Tuesday, September 03, 2013

Moving Beyond Product Innovation

The much anticipated acquisition of Nokia's mobile phone business by Microsoft is a stellar example of the prediction in my recent book, Innovation Zeitgeist, of the importance of moving beyond narrowly defined product innovation to service and solution innovation.

Basically, smartphones are increasingly similar with differentiation becoming harder to achieve. Motorola's well received launch of its MotoX line is demonstrative of this trend. Mid-range hardware features (i.e. it's not worth competing on screen resolution or processor speed any more) with innovation along the user interface dimension.

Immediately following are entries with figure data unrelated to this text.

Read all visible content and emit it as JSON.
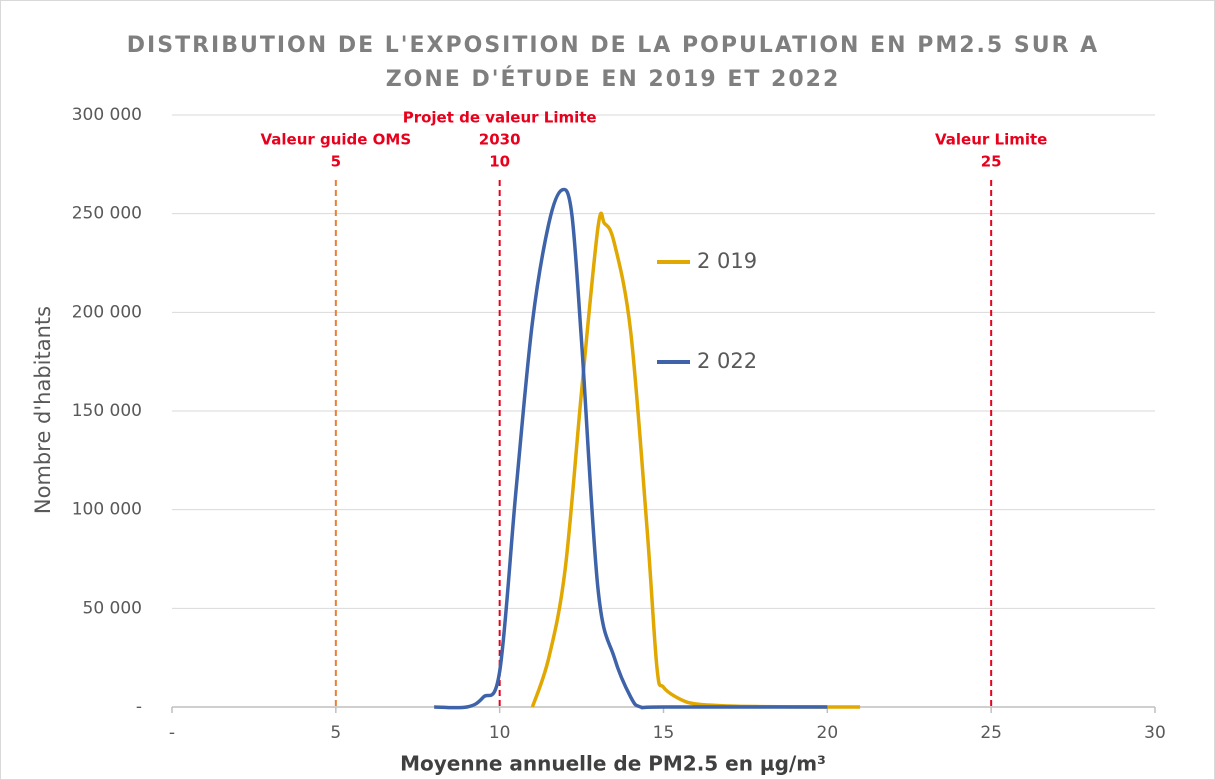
{
  "chart_data": {
    "type": "line",
    "title": [
      "DISTRIBUTION DE L'EXPOSITION DE LA POPULATION EN PM2.5 SUR A",
      "ZONE D'ÉTUDE EN 2019 ET 2022"
    ],
    "x_label": "Moyenne annuelle de PM2.5 en µg/m³",
    "y_label": "Nombre d'habitants",
    "xlim": [
      0,
      30
    ],
    "xticks": [
      {
        "value": 0,
        "label": "-"
      },
      5,
      10,
      15,
      20,
      25,
      30
    ],
    "ylim": [
      0,
      300000
    ],
    "yticks": [
      {
        "value": 0,
        "label": "-"
      },
      {
        "value": 50000,
        "label": "50 000"
      },
      {
        "value": 100000,
        "label": "100 000"
      },
      {
        "value": 150000,
        "label": "150 000"
      },
      {
        "value": 200000,
        "label": "200 000"
      },
      {
        "value": 250000,
        "label": "250 000"
      },
      {
        "value": 300000,
        "label": "300 000"
      }
    ],
    "grid": true,
    "legend": "right",
    "series": [
      {
        "name": "2 019",
        "color": "#e0a800",
        "x": [
          11.0,
          11.5,
          12.0,
          12.5,
          13.0,
          13.2,
          13.5,
          14.0,
          14.5,
          14.8,
          15.0,
          15.5,
          16.0,
          17.0,
          18.0,
          20.0,
          21.0
        ],
        "values": [
          0,
          25000,
          70000,
          160000,
          243000,
          245000,
          235000,
          190000,
          90000,
          20000,
          10000,
          4000,
          1500,
          500,
          200,
          0,
          0
        ]
      },
      {
        "name": "2 022",
        "color": "#3f63a8",
        "x": [
          8.0,
          9.0,
          9.5,
          10.0,
          10.5,
          11.0,
          11.5,
          11.9,
          12.2,
          12.5,
          13.0,
          13.5,
          14.0,
          14.3,
          15.0,
          20.0
        ],
        "values": [
          0,
          0,
          5000,
          18000,
          110000,
          195000,
          245000,
          262000,
          250000,
          185000,
          60000,
          25000,
          5000,
          0,
          0,
          0
        ]
      }
    ],
    "references": [
      {
        "x": 5,
        "color": "#ed7d31",
        "label": [
          "Valeur guide OMS",
          "5"
        ]
      },
      {
        "x": 10,
        "color": "#e8001c",
        "label": [
          "Projet de valeur Limite",
          "2030",
          "10"
        ]
      },
      {
        "x": 25,
        "color": "#e8001c",
        "label": [
          "Valeur Limite",
          "25"
        ]
      }
    ]
  }
}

By acquiring Nokia's business, Microsoft is doing what many companies do in a highly competitive market, using vertical integration to deal with low margins. Owning two layers in the value chain increases the value capture.

By acquiring Nokia, Microsoft also sends an important signal to those contemplating developing apps for the ecosystem. Microsoft is committing in a big way to its future in mobile devices and attempting to stake a claim to being one of the surviving ecosystems.

From a product perspective, Microsoft's mobile operating system was not growing sufficiently quickly to match Android's growing success or Apple's historical success. Redefining what constitutes a product from an operating system to a complete mobile solution, changes the game in the direction of a solution, rather than a horizontal slice that is part of a solution.

Even more importantly, Microsoft's fundamental strategy is not about mobile devices, rather it is about having a portfolio of capabilities that enable both individual and corporate users to use the device of their choice to interact with the data of their choice without necessarily having to actively manage the movement of data and content. This overarching strategy takes advantage of Microsoft's success in the living room with XBox and in corporations with a wide variety of integrated software. Whether you are using a PC or laptop, an ultrabook or hybrid tablet, smartphone or phablet, Microsoft's goal is to enable a seamless experience.

Microsoft is not the only company pursuing this strategy using the Internet and cloud storage/syncing to simplify users life, but it has a huge number of capabilities it can integrate.